Second, doing something to reduce the risks warned against would have been costly. Had banks been required to increase their reserves, this would have reduced the amount they could lend, and interest rates would have risen, which would have accelerated the bursting of the housing bubble--and then Congress or the Administration would have been blamed for the fall in home values and the increase in defaults and foreclosures. In addition, it is very difficult to receive praise, and indeed to avoid criticism, for preventing a bad thing from happening unless the probability of the bad thing is known. For if something unlikely to happen doesn't happen (as by definition will usually be the outcome), no one is impressed; but people are impressed by the costs of preventing that thing that probably wouldn't have happened anyway. This is why Cassandras--prophets of doom--are so disliked. It usually is infeasible as a practical matter to respond to their warnings--but if the prophesied disaster hits, those who could have taken but did not take preventive action in response to the warnings are blamed for the disaster even if their forbearance was the right decision on the basis of what they knew.

The deeper problem is that it is difficult and indeed often impossible to do responsible cost-benefit analysis of measures to prevent a contingency from materializing if the probability of that happening is unknown. The cost of a disaster has to be discounted (multiplied) by the probability that it will occur in order to decide how much money should be devoted to reducing that probability. No one knew the probability of a financial crisis such as we are experiencing. Even Roubini did not (as far as I know) attempt to quantify that probability.

Which brings me to the last and most important reason for the neglect of the warning signs, because it suggests the possibility of responding in timely fashion to future risks of financial disaster. That is the absence of a machinery (other than the market itself) for aggregating and analyzing information bearing on large-scale economic risk. Little bits of knowledge about the shakiness of the U.S. and global financial systems were widely dispersed among the staffs of banks and other financial institutions and of regulatory bodies, and among academic economists, financial consultants, accountants, actuaries, rating agencies, and business journalists. But there was no financial counterpart to the CIA to aggregate and analyze the information--to assemble a meaningful mosaic from the scattered pieces. Much of the relevant information was proprietary, and even regulatory agencies lacked access to it. Companies do not like to broadcast bad news, and speculators planning to sell a company's stock short do not announce their intentions, as that would drive the stock price down, prematurely from their standpoint.
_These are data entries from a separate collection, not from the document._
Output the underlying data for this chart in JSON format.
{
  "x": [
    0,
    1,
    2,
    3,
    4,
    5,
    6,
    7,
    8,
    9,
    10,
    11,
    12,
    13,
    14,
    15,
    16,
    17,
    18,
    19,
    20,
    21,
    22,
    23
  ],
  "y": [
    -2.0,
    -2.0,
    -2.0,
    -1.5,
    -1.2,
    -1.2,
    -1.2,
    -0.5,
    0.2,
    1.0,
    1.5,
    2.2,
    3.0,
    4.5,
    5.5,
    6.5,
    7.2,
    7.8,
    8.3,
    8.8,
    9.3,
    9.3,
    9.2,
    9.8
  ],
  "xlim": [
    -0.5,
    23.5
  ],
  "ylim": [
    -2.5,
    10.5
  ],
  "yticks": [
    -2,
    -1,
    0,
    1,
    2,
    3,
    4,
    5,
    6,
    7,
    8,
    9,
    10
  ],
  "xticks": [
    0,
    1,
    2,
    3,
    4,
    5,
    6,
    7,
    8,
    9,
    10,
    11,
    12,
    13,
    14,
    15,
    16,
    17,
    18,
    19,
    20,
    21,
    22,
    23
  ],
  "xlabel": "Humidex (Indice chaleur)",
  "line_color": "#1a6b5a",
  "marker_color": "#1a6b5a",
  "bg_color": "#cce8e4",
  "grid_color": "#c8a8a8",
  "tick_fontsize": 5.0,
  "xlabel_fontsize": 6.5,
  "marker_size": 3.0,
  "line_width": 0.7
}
In any event, no effort to determine the probability of financial disaster was made and no contingency plans for dealing with such an event were drawn up. The failure to foresee and prevent the 9/11 terrorist attacks led to efforts to improve national-security intelligence; the failure to foresee and prevent the current financial crisis should lead to efforts to improve financial intelligence.

Of all the puzzles about the failure to foresee the financial crisis, the biggest is the failure of foresight of professors of finance and of macroeconomics, with a few exceptions such as Roubini. Some of the media commentary has attributed this to economics professors' being overly reliant on abstract mathematical models of the economy. In fact professors of finance, who are found mainly in business schools rather than in economics departments, tend to be deeply involved in the real world of financial markets. They are not armchair theoreticians. They are involved in the financial markets as consultants, investors, and sometimes money managers. Their students typically have worked in business for several years before starting business school, and they therefore bring with them to the business school up-to-date knowledge of business practices. So why weren't there more Roubinis? I do not know. And why, if not more Roubinis, not more financial economists who took the warning signs sufficiently seriously to investigate the soundness of the financial system? I do not know that either.